Même quand le tonnerre a grondé en Chine, même informés des dangers, nous avons encore cru qu’une crise de cette ampleur ne pouvait nous atteindre. L’orgueil des sociétés occidentales assurées sur l’avenir produit la sidération actuelle de se voir confinés dans une économie qu’il a pourtant bien fallu arrêter. Et, là encore, les Etats des économies dominantes du monde entier se précipitent pour annoncer des plans de relance et tenir des discours rassurants. Nous serons bientôt de nouveau sauvés.
Une résistance cognitive s’est installée dans nos esprits, convaincus que le progrès scientifique et social avait éradiqué les grandes incertitudes collectives. Comme si le risque n’était désormais plus qu’individuel, risque que les banquiers nomment mala droitement les « accidents de la vie ». Cette croyance probabiliste pèche par son positivisme et par sa lecture individualiste des comportements sociaux. L’avenir n’est pas un monde fini des possibles connus, et le capitalisme peine à le penser comme une interaction collective entre nous et notre environnement. Le capitalisme contemporain semble tourner comme ce hamster prisonnier de sa roue du temps répétitif.
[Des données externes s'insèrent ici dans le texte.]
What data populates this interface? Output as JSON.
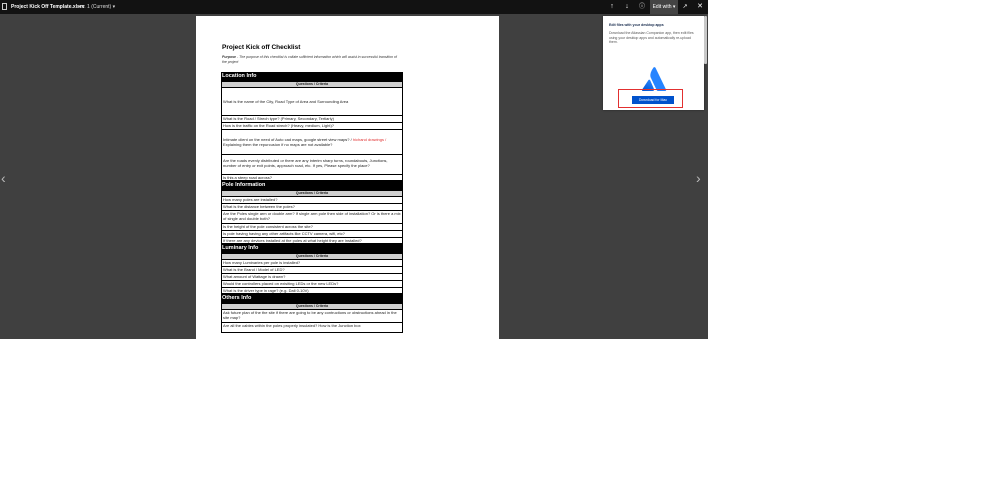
{
  "toolbar": {
    "file_title": "Project Kick Off Template.xlsm",
    "version": "• v. 1 (Current) ▾",
    "edit_with_label": "Edit with ▾"
  },
  "icons": {
    "file": "file-icon",
    "upload": "upload-icon",
    "download": "download-icon",
    "info": "info-icon",
    "open_external": "open-external-icon",
    "close": "close-icon",
    "prev": "chevron-left-icon",
    "next": "chevron-right-icon"
  },
  "document": {
    "title": "Project Kick off Checklist",
    "purpose_label": "Purpose",
    "purpose_text": " - The purpose of this checklist is collate sufficient information which will assist in successful transition of the project",
    "sections": [
      {
        "name": "Location Info",
        "header": "Questions / Criteria",
        "rows": [
          {
            "text": "What is the name of the City, Road Type of Area and Surrounding Area"
          },
          {
            "text": "What is the Road / Strech type? (Primary, Secondary, Tertiarly)"
          },
          {
            "text": "How is the traffic on the Road strech? (Heavy, medium, Light)?"
          },
          {
            "text": "Intimate client on the need of Auto cad maps, google street view maps? / ",
            "red": "hichand drawings / ",
            "rest": " Explaining them the repurcusion if no maps are not available?"
          },
          {
            "text": "Are the roads evenly distributed or there are any interim sharp turns, roundabouts, Junctions, number of entry or exit points, approach road, etc. If yes, Please specify the place?"
          },
          {
            "text": "Is this a steep road across?"
          }
        ]
      },
      {
        "name": "Pole Information",
        "header": "Questions / Criteria",
        "rows": [
          {
            "text": "How many poles are installed?"
          },
          {
            "text": "What is the distance between the poles?"
          },
          {
            "text": "Are the Poles single arm or double arm? If single arm pole then side of installation? Or is there a mix of single and double both?"
          },
          {
            "text": "Is the height of the pole consistent across the site?"
          },
          {
            "text": "Is pole having having any other artifacts like CCTV camera, wifi, etc?"
          },
          {
            "text": "If there are any devices installed at the poles at what height they are installed?"
          }
        ]
      },
      {
        "name": "Luminary Info",
        "header": "Questions / Criteria",
        "rows": [
          {
            "text": "How many Luminaries per pole is installed?"
          },
          {
            "text": "What is the Brand / Model of LED?"
          },
          {
            "text": "What amount of Wattage is drawn?"
          },
          {
            "text": "Would the controllers placed on exisiting LEDs or the new LEDs?"
          },
          {
            "text": "What is the driver type in rage? (e.g. Dali 0-10V)"
          }
        ]
      },
      {
        "name": "Others Info",
        "header": "Questions / Criteria",
        "rows": [
          {
            "text": "Ask future plan of the the site if there are going to be any contructions or obstructions ahead in the site map?"
          },
          {
            "text": "Are all the cables within the poles properly insulated? How is the Junction box"
          }
        ]
      }
    ]
  },
  "popup": {
    "heading": "Edit files with your desktop apps",
    "body": "Download the Atlassian Companion app, then edit files using your desktop apps and automatically re-upload them.",
    "button_label": "Download for Mac"
  },
  "colors": {
    "accent": "#0052cc",
    "highlight": "#e23030",
    "topbar": "#121212",
    "overlay": "#404040"
  }
}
La crise actuelle sonne comme un ultime avertissement pour les crises majeures du 21e siècle qui s’annoncent : les sociétés occidentales ne peuvent se laisser prédire l’avenir par ceux-là même qui ont intérêt à ce qu’il se répète, au risque de nous entraîner collectivement dans le mur des possibles non probabilisés, et pourtant les plus probables.
(*) Gilles Laferté est directeur de recherche à l’Institut national de recherche pour l’agriculture, l’alimentation et l’environnement.